As President of my children's elementary school's PTA this year, one of my goals was to improve communication through our newsletter and website. Our newsletter had been haphazard at best, sometimes we had one, sometimes not. Fact is, it was a lot of work for one person and making copies for 850 kids every month on the school's older copier machines was a challenge. Then I got a postcard from www.schoolhousenews.com. We sold 17 ads to local companies for $150 for the year(10 issues). For this we get 850 copies of our newsletter professionally designed and printed every month, for 10 months, and mailed to our school. Now, our secretary e-mails the content that our committee chairs send her every month and Schoolhouse News puts it together in a beautiful newsletter and ships it to our school at the first of the month. I have heard nothing but positive comments from our parents and staff and would recommend it to everyone.
Teresa
Last year the PTO purchased their own copier. The school still does print our newsletter for us but we copy everything else. It is nice this way. We have better control over how and when things get copied. We are not overloading their staff and we don't have to rely on them to get our copies made.
Our school gives all the teachers and the PTO a code for the copier--this allows so many copies per month. We as the PTO never have enough "allowed copies" so our President copies alot of items at her place of employment and i make copies for my treasurers stuff at the library or at home on my printer. Our PTO buys all the paper we make copies on at the school.
As budgets are tight, our PTO offered to turn in used printer cartridges to Office Depot and Office Max for a free ream of paper. We have donated dozens of reams to the Middle School so far.

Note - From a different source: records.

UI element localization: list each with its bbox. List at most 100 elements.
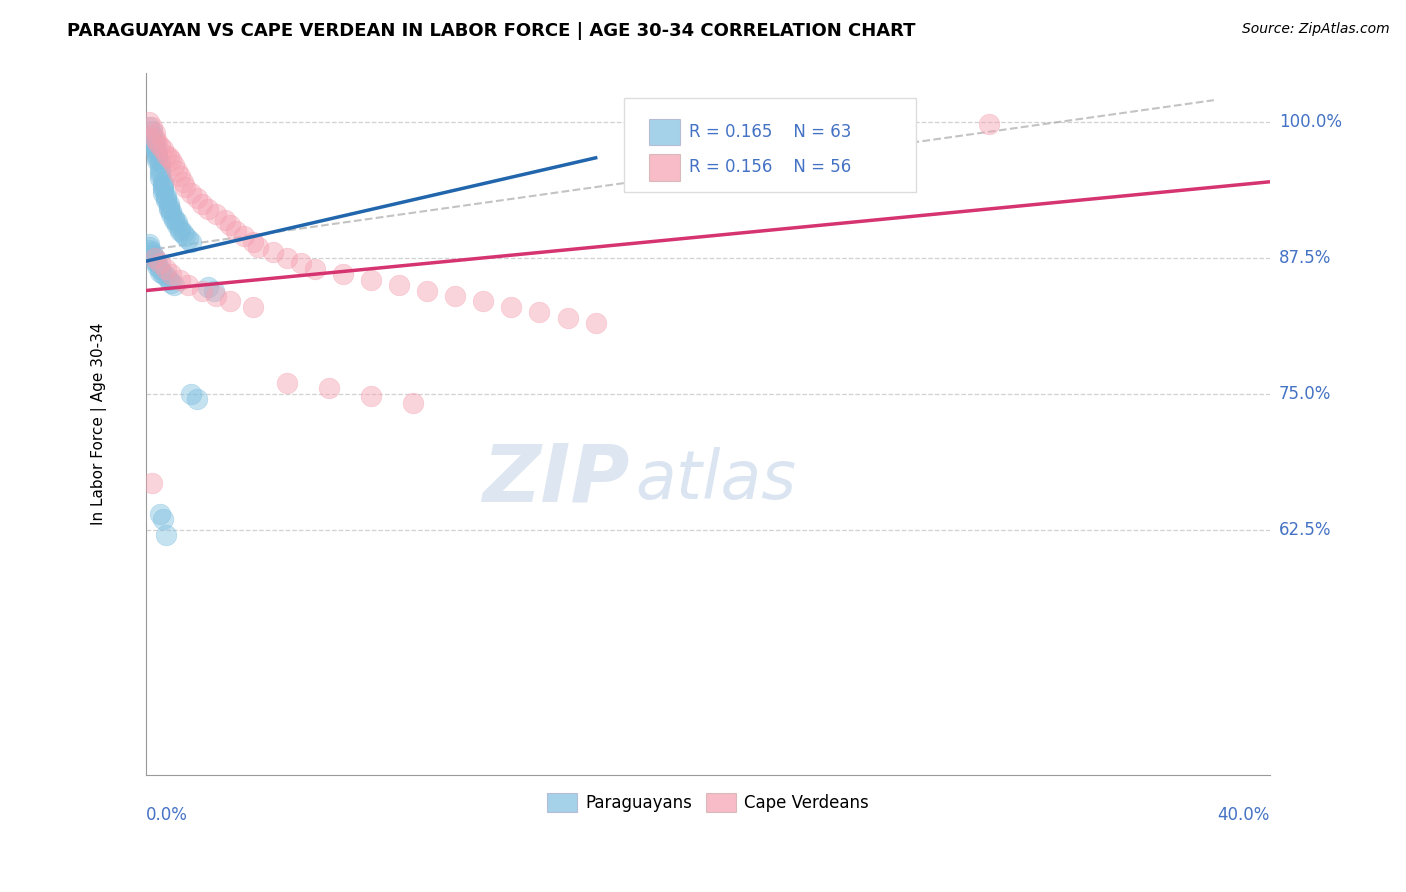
Point [242,300,264,314]
Point [143,135,166,149]
Point [160,204,183,219]
Point [318,381,340,395]
Point [304,261,326,276]
Point [172,175,194,189]
Point [214,212,236,227]
Point [197,202,219,216]
Point [160,207,183,221]
Point [138,120,160,135]
Point [180,235,202,249]
Point [472,294,495,309]
Point [149,164,172,178]
Point [977,117,1000,131]
Point [197,280,219,294]
Point [152,186,174,200]
Legend: Paraguayans, Cape Verdeans: Paraguayans, Cape Verdeans [540,786,876,819]
Point [155,189,177,203]
Point [143,142,166,156]
Point [360,273,382,287]
Point [174,229,197,244]
Point [169,273,191,287]
Point [163,211,186,225]
Point [152,267,174,281]
Point [143,251,166,265]
Point [160,276,183,290]
Point [149,261,172,276]
Point [169,224,191,238]
Point [143,126,166,140]
Point [205,207,228,221]
Point [219,219,242,233]
Point [180,387,202,401]
Point [155,193,177,207]
Text: 75.0%: 75.0% [1279,384,1331,403]
Point [557,310,579,325]
FancyBboxPatch shape [648,154,681,181]
Point [146,147,169,161]
Point [166,219,188,233]
Point [360,389,382,403]
Point [225,224,247,238]
Text: 100.0%: 100.0% [1279,113,1343,131]
Point [141,123,163,137]
Point [141,120,163,135]
Point [247,240,270,254]
Point [149,161,172,175]
Text: R = 0.165    N = 63: R = 0.165 N = 63 [689,123,852,141]
Text: 0.0%: 0.0% [146,806,188,824]
Text: atlas: atlas [636,447,796,513]
Point [180,186,202,200]
Point [152,178,174,192]
Point [262,245,284,260]
Point [157,273,180,287]
Point [149,156,172,170]
Point [444,289,467,303]
FancyBboxPatch shape [648,119,681,145]
Point [160,153,183,167]
Point [169,221,191,235]
Point [157,196,180,211]
Point [149,171,172,186]
Text: R = 0.156    N = 56: R = 0.156 N = 56 [689,159,851,177]
Point [169,169,191,184]
Point [177,232,200,246]
Point [149,507,172,521]
Point [152,142,174,156]
Point [149,256,172,270]
Point [186,392,208,407]
Point [141,245,163,260]
Text: Source: ZipAtlas.com: Source: ZipAtlas.com [1241,22,1389,37]
Point [138,244,160,258]
Point [138,115,160,129]
Point [166,164,188,178]
Point [146,145,169,160]
Point [149,167,172,181]
Point [155,147,177,161]
Point [157,202,180,216]
Point [416,284,439,298]
Point [172,226,194,240]
Point [157,150,180,164]
Point [155,261,177,276]
Point [233,229,256,244]
Point [149,139,172,153]
Point [186,191,208,205]
Point [146,135,169,149]
Point [143,131,166,145]
Point [242,235,264,249]
Point [205,289,228,303]
Point [202,284,225,298]
Text: PARAGUAYAN VS CAPE VERDEAN IN LABOR FORCE | AGE 30-34 CORRELATION CHART: PARAGUAYAN VS CAPE VERDEAN IN LABOR FORC… [67,22,915,40]
Point [143,139,166,153]
Text: In Labor Force | Age 30-34: In Labor Force | Age 30-34 [91,323,107,525]
Text: ZIP: ZIP [482,441,630,519]
Text: 40.0%: 40.0% [1218,806,1270,824]
Point [143,251,166,265]
Point [163,212,186,227]
Point [276,251,298,265]
Point [166,215,188,229]
Point [152,512,174,526]
Point [174,180,197,194]
Point [155,191,177,205]
Point [152,180,174,194]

For our newsletter and other full school letters, we take it to Office Depot or our local printer. We are getting incorporated with our own tax number and we are priding ourselves on being as self sufficient as we can. We earn the money, so we try to take care of our own expenses. 10-15 copies? Ok at the school, but otherwise, we take care of it.
FYI. :cool:
We purchase our paper throught the school district and the school makes our copies for us.
Before our school purchased two big copiers and a rizo, the PTO sent out the newsletter to be copied and it was about $35 for 800 copies on colored paper.
I love doing our newsletter! I've often put in it info that didn't get into the school's newsletter and reminders. Ex. time to check school suppiles! Many of our children are needing glue sticks, crayons, pencils, etc!! Add these items to your shopping list while you shop for the holidays to help our students start off the year with a full supply box!
You know, fun stuff!
In case anyone needs a figure for comparison - "real costs" of copying include the copy machine costs/rental, toner, paper, and maintenance. Often this is tied to volume - especially on leased machines. The paper cost is easy to figure out, but the other sometimes more difficult. (Some places track it very closely.) But the point is, the school is paying expenses beyond just the paper.
At my office (200 people, a huge copy machine and 6 or 7 smaller ones), they track this closely so it can be billed back per division. Our real cost per impression (copying on one side of the paper) is 2.1 cents.
If I applied that factor to a 2 page PTO document at our school, it would cost the school $21.00.
The paper itself is only a tiny piece. I find it helpful to keep that in mind. The school's factor may be a little different, but it all adds up. They run hunreds of thousands of copies and in these tight budget times, I can see why they try to crack down - or at least get the paper supplied.